Patrick Bruel sous la pression d’un collectif féministe: spectacle menacé d’annulation

Patrick Bruel se retrouve aujourd’hui au centre d’une enquête médiatique et judiciaire qui pèse directement sur sa saison estivale : trois investigations ont été ouvertes après des témoignages d’une dizaine de femmes, et un festival réclame des explications avant de maintenir sa programmation. Pourquoi cette affaire compte maintenant : elle confronte la scène culturelle à la question de la responsabilité des organisateurs face à des accusations anciennes mais nombreuses.

Enquête(s) et accusations : l’essentiel

Des témoignages publiés récemment par Mediapart et le magazine Elle ont conduit à l’ouverture de procédures à Paris, à Saint‑Malo et en Belgique. Les faits allégués couvriraient une période allant du début des années 1990 jusqu’aux années 2010.

Au total, plus d’une dizaine de femmes se sont dites victimes de viols, de tentatives de viol ou d’agressions sexuelles. Par l’intermédiaire de son avocat, l’artiste nie avoir exercé des « violences », de la « brutalité » ou une « contrainte », tout en déclarant qu’il ne remet pas en cause le ressenti des plaignantes.

Impact immédiat sur la tournée et les festivals

Alors qu’il joue actuellement au Théâtre Édouard‑VII dans la pièce Deuxième partie et prépare une large tournée pour les 35 ans de l’album Alors regarde, Patrick Bruel voit sa présence dans certains événements contestée.

Le collectif Nous Toutes Manche a demandé l’annulation de son concert programmé le 24 juillet au Festival des Grandes Marées de Jullouville, arguant que maintenir la venue d’un artiste visé par de telles accusations soulève une question de responsabilité collective envers les victimes.

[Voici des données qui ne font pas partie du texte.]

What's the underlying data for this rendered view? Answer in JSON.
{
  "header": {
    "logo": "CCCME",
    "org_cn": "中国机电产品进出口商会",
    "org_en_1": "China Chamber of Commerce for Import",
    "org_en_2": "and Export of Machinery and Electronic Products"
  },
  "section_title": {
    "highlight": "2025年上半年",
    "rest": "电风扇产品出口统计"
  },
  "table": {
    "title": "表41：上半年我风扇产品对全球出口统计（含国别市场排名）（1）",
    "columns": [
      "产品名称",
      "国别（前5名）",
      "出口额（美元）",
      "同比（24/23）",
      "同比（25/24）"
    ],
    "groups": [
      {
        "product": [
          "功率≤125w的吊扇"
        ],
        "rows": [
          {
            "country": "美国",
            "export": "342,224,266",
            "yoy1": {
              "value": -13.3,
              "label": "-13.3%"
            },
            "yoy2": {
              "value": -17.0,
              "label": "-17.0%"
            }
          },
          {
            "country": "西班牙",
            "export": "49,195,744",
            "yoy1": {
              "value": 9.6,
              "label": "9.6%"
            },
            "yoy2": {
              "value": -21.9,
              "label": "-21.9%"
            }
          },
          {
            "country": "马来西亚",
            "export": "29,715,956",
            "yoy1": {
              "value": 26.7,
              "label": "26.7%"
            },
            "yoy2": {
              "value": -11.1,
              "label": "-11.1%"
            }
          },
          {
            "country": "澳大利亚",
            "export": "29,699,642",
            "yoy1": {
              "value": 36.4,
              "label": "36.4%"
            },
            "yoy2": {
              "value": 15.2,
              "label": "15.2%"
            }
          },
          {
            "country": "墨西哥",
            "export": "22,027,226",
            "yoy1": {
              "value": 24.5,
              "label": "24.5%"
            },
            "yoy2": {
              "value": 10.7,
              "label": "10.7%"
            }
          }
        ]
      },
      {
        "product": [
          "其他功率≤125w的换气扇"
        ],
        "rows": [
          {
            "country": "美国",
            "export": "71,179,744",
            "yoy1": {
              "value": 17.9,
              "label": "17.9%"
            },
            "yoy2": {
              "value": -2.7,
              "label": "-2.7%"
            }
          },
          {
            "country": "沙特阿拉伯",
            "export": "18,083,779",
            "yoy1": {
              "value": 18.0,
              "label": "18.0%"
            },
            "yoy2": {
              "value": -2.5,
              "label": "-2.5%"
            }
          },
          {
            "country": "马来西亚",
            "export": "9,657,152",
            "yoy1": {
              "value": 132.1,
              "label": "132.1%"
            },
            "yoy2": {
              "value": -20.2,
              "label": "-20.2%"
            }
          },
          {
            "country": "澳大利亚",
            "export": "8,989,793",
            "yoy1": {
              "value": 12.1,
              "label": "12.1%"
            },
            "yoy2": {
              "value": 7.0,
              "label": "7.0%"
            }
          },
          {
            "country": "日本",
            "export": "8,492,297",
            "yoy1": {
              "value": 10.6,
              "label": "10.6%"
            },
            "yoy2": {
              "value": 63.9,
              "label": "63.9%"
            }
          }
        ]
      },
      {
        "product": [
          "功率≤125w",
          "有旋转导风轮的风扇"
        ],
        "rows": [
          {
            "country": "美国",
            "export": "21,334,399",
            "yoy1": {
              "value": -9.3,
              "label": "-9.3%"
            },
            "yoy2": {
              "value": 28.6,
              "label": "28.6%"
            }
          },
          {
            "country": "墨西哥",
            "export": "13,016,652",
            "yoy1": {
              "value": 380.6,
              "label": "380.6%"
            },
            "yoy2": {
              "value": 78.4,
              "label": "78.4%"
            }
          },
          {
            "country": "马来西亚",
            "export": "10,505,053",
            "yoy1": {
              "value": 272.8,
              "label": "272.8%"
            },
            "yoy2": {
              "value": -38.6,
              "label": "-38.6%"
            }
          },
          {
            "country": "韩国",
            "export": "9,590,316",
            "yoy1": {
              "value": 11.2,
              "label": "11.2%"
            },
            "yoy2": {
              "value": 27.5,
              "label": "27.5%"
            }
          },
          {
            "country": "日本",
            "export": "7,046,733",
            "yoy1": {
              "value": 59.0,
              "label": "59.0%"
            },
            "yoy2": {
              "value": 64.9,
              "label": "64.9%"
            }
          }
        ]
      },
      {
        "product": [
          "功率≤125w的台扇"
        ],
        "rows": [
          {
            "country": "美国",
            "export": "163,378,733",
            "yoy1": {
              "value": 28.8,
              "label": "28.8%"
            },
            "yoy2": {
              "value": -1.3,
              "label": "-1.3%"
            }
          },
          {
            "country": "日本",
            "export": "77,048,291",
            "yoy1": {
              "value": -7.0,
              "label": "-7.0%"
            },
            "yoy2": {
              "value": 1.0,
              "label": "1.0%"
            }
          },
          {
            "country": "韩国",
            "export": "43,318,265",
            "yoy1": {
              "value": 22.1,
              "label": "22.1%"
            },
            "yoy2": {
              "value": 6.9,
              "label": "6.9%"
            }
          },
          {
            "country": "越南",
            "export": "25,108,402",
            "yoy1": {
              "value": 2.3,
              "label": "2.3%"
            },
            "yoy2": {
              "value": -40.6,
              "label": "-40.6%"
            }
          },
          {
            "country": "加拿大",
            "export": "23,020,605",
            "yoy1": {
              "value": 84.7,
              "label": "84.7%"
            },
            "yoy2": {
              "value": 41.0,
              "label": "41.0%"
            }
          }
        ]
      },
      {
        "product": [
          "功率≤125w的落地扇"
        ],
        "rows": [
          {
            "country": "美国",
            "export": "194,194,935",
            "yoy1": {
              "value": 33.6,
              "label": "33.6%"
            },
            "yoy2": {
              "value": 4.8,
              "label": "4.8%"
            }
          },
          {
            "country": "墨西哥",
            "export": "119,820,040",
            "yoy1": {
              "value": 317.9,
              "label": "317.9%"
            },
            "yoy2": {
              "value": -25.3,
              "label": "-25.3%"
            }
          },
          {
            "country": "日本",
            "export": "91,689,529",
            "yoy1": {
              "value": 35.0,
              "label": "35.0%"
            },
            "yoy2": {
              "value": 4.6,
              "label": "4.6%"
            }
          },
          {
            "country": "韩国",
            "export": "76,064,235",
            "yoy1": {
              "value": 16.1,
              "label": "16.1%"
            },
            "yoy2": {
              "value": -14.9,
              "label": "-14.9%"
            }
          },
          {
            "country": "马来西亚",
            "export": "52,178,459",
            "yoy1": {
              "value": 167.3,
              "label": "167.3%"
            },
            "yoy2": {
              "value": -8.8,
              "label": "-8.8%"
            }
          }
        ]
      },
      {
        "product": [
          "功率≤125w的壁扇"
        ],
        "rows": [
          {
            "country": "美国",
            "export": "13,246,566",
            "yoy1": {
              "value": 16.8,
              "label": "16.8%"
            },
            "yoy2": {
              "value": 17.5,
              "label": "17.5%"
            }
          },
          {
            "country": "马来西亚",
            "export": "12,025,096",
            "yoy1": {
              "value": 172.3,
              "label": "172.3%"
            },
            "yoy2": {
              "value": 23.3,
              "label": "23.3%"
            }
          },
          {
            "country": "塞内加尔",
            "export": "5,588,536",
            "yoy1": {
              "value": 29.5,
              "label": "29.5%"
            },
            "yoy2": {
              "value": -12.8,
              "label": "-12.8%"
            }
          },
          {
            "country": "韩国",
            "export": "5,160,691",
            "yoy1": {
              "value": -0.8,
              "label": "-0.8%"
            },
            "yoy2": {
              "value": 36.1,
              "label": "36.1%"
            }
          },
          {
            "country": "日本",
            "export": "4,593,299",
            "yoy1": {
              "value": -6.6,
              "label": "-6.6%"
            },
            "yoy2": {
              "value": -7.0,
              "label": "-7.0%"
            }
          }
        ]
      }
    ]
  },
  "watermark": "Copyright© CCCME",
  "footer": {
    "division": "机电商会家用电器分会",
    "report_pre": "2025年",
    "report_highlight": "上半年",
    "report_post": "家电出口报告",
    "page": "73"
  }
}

Pierre Betton, directeur du festival, affirme se poser des « questions » sur la tenue du concert et annonce que la direction donnera des précisions « dans les jours à venir ». La date visée est, pour l’instant, la seule à avoir affiché complet rapidement.

  • Nombre d’enquêtes : trois (Paris, Saint‑Malo, Belgique).
  • Sources des témoignages : enquêtes publiées par Mediapart et Elle.
  • Période visée par les faits allégués : années 1990 — années 2010.
  • Position de l’artiste : dément tout usage de violence physique, sans contester le ressenti des femmes.
  • Action du collectif : demande de déprogrammation pour le 24 juillet au Festival des Grandes Marées.
  • Antécédent : en 2019, cinq femmes avaient porté des accusations similaires ; l’affaire avait été classée en décembre 2020.

Le précédent évoqué par les opposants à la venue de Bruel est récent : en 2023, le festival Cabaret Vert avait retiré Lomepal de sa programmation après des accusations portées contre le rappeur. Ce type de décision est devenu un point de référence pour les organisateurs confrontés à des polémiques publiques.

Ce que cela signifie pour les organisateurs et le public

Les festivals et salles se retrouvent pris entre plusieurs impératifs : la présomption d’innocence, la sécurité et la prise en compte des victimes, et la pression d’un public divisé. Chaque annulation ou maintien de concert a des conséquences financières, juridiques et symboliques.

Pour les lecteurs, l’enjeu est concret : il s’agit non seulement du sort d’une tournée ou d’un spectacle, mais aussi de la manière dont le monde culturel gère des accusations qui peuvent remonter à plusieurs décennies.

Les enquêtes sont en cours et les suites judiciaires dépendront des investigations. Les organisateurs du Festival des Grandes Marées doivent encore se prononcer officiellement, et d’autres réactions de la profession pourraient suivre selon l’évolution de l’affaire.